顔面死守で必死だったってのものあると思うけど…
「まあ、大方あの晩の事じゃろうが」
「うん、まあそうなんだけど。じゃあ、聞いてもいい?」
先程の事を気にしているのか、何となく今なら質問に答えてくれそうな気がした。
「内容次第じゃな」
これは…OKって事で良い、んだよね?
「えーっと…あ、じゃあさ君の名前を教えてよ」
「は? そんなもの、聞いてどうする」
「どうするって…名前ないと君のこと呼べないし、不便でしょ?
それに恩人の名前は知っておきたいし」
「……………」
あ、あれ? 何かおかしな事言ったかな俺…
無言のはずなのにそのお顔の横には「なんでお前なんかに教えなきゃならないんだ」と文字が浮かんでいるように見えるのは気のせいだと思いたい。
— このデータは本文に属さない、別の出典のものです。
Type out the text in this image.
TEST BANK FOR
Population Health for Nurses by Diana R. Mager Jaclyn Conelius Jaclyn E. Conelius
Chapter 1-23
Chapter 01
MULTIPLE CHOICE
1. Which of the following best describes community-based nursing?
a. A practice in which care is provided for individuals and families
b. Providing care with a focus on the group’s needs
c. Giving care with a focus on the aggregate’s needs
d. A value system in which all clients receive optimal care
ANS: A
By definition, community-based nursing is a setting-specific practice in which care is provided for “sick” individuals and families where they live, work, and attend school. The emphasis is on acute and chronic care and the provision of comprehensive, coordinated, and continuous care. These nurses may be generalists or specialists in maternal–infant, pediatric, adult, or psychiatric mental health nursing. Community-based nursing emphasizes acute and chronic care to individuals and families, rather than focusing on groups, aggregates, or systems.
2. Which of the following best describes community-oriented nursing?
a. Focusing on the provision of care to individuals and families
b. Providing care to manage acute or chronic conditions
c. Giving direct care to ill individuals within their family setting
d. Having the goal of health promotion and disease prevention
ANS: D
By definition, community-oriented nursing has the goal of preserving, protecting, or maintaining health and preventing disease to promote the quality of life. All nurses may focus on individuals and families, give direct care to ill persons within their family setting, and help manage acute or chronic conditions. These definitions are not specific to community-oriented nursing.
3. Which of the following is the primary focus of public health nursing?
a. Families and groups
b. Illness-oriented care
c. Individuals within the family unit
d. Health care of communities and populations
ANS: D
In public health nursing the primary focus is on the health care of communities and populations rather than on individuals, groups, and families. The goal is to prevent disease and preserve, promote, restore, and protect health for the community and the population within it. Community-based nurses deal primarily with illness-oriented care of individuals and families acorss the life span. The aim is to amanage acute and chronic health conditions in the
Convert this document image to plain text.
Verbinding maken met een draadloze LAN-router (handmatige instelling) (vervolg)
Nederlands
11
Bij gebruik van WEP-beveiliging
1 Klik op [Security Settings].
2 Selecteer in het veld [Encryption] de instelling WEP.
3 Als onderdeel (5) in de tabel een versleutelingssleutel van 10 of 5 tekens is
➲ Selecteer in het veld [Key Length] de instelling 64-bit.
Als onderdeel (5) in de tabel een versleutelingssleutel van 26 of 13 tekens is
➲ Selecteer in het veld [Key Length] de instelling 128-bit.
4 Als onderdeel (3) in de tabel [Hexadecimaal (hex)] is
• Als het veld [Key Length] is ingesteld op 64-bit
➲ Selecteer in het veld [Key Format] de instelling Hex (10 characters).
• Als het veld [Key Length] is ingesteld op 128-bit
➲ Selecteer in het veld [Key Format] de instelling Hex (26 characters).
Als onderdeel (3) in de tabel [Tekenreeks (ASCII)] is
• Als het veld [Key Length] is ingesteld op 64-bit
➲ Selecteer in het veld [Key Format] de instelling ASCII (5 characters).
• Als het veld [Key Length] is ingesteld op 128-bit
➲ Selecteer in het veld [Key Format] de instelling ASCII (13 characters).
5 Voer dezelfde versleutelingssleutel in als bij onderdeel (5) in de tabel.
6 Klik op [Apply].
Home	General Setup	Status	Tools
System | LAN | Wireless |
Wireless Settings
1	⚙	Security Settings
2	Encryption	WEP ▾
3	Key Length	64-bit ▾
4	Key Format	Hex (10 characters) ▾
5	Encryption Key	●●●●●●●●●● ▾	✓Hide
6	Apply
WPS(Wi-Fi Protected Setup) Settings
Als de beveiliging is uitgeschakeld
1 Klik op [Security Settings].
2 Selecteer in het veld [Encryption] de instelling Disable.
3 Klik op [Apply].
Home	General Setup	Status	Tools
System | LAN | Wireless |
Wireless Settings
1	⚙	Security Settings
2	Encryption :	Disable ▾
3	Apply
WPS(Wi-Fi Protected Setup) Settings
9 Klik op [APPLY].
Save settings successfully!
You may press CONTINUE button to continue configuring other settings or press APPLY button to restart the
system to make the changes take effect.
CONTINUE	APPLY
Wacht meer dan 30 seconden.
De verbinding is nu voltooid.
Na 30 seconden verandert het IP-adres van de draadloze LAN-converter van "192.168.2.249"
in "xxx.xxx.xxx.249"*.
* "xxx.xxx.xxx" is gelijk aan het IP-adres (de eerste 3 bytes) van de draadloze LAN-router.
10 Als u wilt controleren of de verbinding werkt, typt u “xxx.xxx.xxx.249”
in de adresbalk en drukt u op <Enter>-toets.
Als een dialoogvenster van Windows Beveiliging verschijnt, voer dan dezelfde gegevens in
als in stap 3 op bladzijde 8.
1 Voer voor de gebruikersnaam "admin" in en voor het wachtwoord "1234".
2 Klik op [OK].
そろそろ、この浮かべた笑みをどうしようかとダラダラ汗を掻き始めた頃
不意に、彼の視線が逸らされた。
「名前…か。そうじゃな、八代、とでも呼べ」
「やつしろ、君?」
「君など…あー、いや今はそれが正しいんじゃったな…」
「?」
「それで良いと言うておる。それで、何が聞きたい」
「その前に、俺は久住宗介。宜しくね」
「…何じゃ、この手は」
「? 握手だけど…え、しない?」
「逆に何故すると思うた。阿呆か、お主」
「う…っ」
ま、また阿呆って言われてしまった…
差し出した手と共に、俺はがっくりとうなだれたのだった。